Após essas correções, os pesquisadores concluíram que o uso de produtos químicos para alisar o cabelo aumentava em 155% a chance de desenvolver câncer uterino. O câncer do colo do útero é um tipo de câncer que afeta as mulheres e geralmente começa na camada de células que revestem o colo do útero.

Os sintomas do câncer de colo do útero incluem sangramento vaginal, dor local, sangramento vaginal e outros. Nesses casos, os sintomas podem indicar casos avançados que requerem ajuda profissional para exames e tratamento.

Normalmente, o que acontece é que esse vírus atinge o revestimento do colo do útero, e o material genético do vírus é integrado à célula cervical, que começa a se dividir sem impedimentos, levando ao surgimento de uma lesão tumoral.

Este processo de infecção para câncer é geralmente lento.
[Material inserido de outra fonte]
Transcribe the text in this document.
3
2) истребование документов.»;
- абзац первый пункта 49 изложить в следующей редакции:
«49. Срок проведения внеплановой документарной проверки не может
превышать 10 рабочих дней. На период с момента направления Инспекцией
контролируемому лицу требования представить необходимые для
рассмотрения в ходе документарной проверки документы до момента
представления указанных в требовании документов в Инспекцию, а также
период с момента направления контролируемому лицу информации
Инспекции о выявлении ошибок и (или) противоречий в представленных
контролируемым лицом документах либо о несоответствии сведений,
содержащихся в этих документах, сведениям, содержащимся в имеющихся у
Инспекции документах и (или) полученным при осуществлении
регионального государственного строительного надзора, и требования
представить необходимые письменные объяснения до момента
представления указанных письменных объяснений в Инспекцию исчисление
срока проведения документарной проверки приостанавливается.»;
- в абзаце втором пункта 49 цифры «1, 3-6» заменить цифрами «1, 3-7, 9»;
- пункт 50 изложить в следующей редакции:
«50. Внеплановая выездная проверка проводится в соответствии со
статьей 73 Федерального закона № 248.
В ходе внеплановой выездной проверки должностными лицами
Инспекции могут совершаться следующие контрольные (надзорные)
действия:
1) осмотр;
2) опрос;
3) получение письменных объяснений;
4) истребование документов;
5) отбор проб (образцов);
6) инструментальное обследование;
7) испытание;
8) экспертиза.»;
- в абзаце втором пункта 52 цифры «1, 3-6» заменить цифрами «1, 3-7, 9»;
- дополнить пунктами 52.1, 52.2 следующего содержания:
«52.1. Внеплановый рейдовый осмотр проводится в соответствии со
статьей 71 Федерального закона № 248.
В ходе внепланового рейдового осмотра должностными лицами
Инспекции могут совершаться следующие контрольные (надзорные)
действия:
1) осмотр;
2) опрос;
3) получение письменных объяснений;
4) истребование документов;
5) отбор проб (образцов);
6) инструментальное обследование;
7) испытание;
Portanto, com o Papanicolau, é possível detectar mudanças nas células em lesões que ainda estão em estágio pré-maligno, ou seja, ainda não são cancerígenas, mas se não as tratarmos, elas podem se desenvolver.

Outro ponto importante é que, como se sabe que 98% dos casos estão relacionados ao vírus HPV, que é transmitido pela relação sexual, a vacinação é imprescindível. Hoje, os serviços públicos planejam vacinar meninos e meninas entre 11 e 1 anos, e os serviços privados vão além dessa idade.